I would agree with that...to a point. One thing we have seen over and over in economics is there is a "sweet spot" when it comes to pricing and ease of use and when that sweet spot is ignored then a black market appears to serve those customers you are foolishly ignoring.
Take video games as an example. While of course lower prices equal more sales there is a point where continuing to lower the price doesn't increase sales simply because all of those that want the product have gotten the product by then. Watching game sales that release sales figures here is what I have observed...for indie games the sweet spot seems to be between $2-$5, unless its mobile in which case its a buck. For big name titles it really depends on how niche the game is, for example a Mirror's Edge or a God sim like Populus seem to do best in the $10-$20 price range while something more accessible to a general audience, your Saints Rows and Borderlands seem to do best in the $20-$40 but the SMART publishers go for the lower end of that curve and make up the difference in impulse buy DLC, your costumes in both and expansions in Borderlands.Finally you have those games with a VERY short shelf life, your Call Of Honor: Gears Of Killzone Halo Edition where everybody buys it for the MP which is quickly dead when the next come out and those can sell a huge amount in the $40-$60 range simply because if you don't buy at release when the next title comes out the previous one quickly becomes a ghost town.

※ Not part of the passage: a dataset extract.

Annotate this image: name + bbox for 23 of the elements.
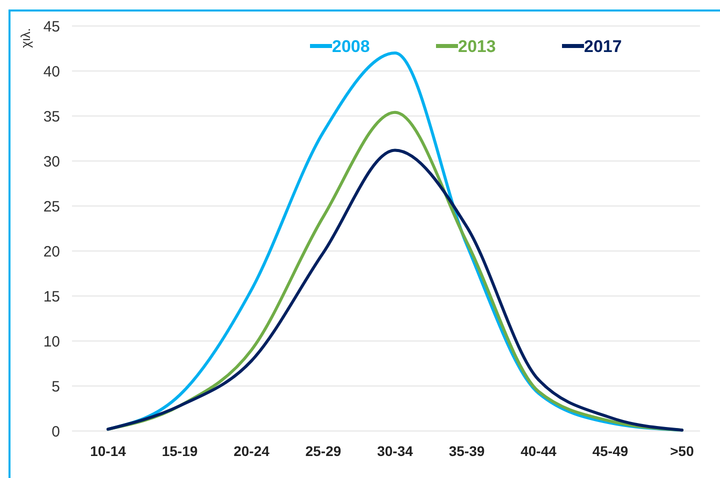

But if you ignore those sweet spots then piracy WILL jump off the scale because time and time again we have seen when a large part of the market isn't being served a black market WILL arise to serve those customers. We have seen this in everything from piracy to Chinese knock offs of popular electronics, if the people think the price for a tablet should be between $100-$150 and the big names all push $400 then somebody WILL come along and give all those potential customers what they want.

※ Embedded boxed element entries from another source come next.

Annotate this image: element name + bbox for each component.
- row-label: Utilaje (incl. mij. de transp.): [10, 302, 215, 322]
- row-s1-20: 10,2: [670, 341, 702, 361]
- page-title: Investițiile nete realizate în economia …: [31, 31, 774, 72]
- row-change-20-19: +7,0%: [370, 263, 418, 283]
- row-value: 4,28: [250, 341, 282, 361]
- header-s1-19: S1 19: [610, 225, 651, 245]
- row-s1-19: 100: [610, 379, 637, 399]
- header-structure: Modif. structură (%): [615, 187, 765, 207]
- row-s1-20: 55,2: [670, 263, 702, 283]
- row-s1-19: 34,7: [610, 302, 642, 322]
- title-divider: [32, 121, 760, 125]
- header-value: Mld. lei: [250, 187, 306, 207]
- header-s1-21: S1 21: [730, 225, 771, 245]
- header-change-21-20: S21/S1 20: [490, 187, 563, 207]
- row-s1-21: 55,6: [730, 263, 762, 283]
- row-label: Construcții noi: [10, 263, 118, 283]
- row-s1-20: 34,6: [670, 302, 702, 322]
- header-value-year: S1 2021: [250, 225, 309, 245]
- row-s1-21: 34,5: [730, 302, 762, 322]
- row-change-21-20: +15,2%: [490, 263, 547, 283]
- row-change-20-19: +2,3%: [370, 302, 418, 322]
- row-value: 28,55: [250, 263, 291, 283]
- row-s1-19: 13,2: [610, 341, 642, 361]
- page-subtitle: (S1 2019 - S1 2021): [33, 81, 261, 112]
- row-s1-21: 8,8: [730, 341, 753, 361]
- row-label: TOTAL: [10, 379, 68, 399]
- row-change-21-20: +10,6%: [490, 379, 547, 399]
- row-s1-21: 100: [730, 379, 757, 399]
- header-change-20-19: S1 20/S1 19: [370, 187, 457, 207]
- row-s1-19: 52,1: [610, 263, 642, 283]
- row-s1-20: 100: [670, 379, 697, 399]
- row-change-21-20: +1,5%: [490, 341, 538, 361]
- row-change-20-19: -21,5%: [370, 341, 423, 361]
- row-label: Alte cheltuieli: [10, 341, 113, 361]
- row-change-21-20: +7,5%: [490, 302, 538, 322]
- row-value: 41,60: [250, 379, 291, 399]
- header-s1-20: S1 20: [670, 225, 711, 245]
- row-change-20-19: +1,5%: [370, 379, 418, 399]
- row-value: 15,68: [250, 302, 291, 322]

I think where most industries seriously fuck up is by saying "Oh if you refuse to bend over and give us every cent we think our precious shit is worth (or that we require to pump up our stock price, see the former head of EA saying games should be $100) then you are the evil and should be destroyed" when in reality a black market is simply a signal that you are doing SOMETHING WRONG, your price is too high, your product has ease of use issues, there is something driving your potential customers across the street to the black market, you fix that issue? Watch the money train pull in.
ACs don't waste your time replying, your posts are never seen by me.